Parla Tzemach Mizrachi, picchiato da tre maranza alla fermata del bus a Milano «Poco prima di me, hanno preso di mira un altro rabbino tirandogli una scarpa»
«Gli insulti ci sono sempre, negli ultimi anni di più, ma nessuno era mai arrivato ad alzare le mani». Inizia così il racconto a Il Tempo di Tzemach Mizrachi, il rabbino che ieri è stato aggredito da tre giovani di origine nordafricana nel quartiere ebraico di Milano, in zona Bande Nere. I responsabili, seppur denunciati, sono tutti a piede libero.

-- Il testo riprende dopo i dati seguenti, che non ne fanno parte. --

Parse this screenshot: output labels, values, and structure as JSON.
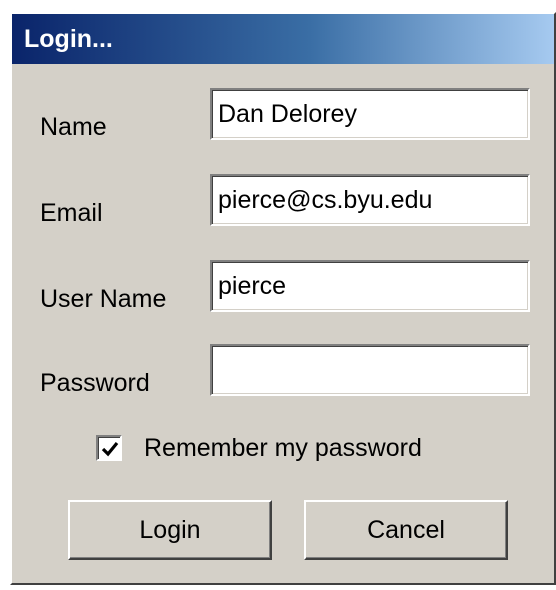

Rav, partiamo dal principio. Qual è stata la dinamica dei fatti?
«Stavo aspettando l’autobus per andare a prendere miei figli a scuola, quando si sono avvicinati tre ragazzi di circa venti anni che parlavano arabo. Io non li ho guardati, ho continuato a tenere gli occhi sul cellulare. Poi uno di loro mi ha preso il cappello e ha iniziato a ballare e a prendermi in giro.
Allora, per tutelarmi, ho cominciato a filmarli. A quel punto uno di loro mi ha dato un calcio che mi ha sbilanciato dal marciapiede alla strada, ma fortunatamente non sono finito a terra. Poi si sono allontanati».
Dopo l’aggressione cosa è accaduto?
«Sono andato a prendere miei figli, poi sono tornato indietro seguendo lo stesso percorso. Mentre rientravo, però, ho rivisto quei ragazzi che si muovevano a piedi e sul monopattino. Li ho guardati e ho girato un video da lontano. Loro si sono girati, hanno fatto dei gesti con la mano e hanno cercato di scappare in metropolitana, ma poi li hanno fermati. Dalle mie foto si vede che tenevano il telefono in mano, filmavano per prendermi in giro. Comunque, questo è solo il secondo capitolo di quanto accaduto».
A cosa si riferisce?
«Poco prima che mi incontrassero, il gruppo era sceso alla fermata metro di “Gambara”. Lì hanno incrociato un altro rabbino, un mio amico, e gli hanno lanciato contro una scarpa. Lui è riuscito a scappare, ma poi hanno trovato me».
Accadono frequentemente queste cose?
«Gli insulti ci sono sempre, negli ultimi anni di più, ma nessuno era mai arrivato ad alzare le mani. Ogni sera, quando torno a casa, nel giardino che ho di fronte è pieno di ragazzi che parlano in arabo e mi rivolgono continuamente offese. Dicono “Free palestine” e poi “assassino”, ma io li ignoro».
Da cosa è dovuto tutto questo odio?
«È il risultato di un sistema influenzato da quello che si scrive e si racconta sugli ebrei e su Israele, che sicuramente alza il coraggio della gente a compiere tali gesti».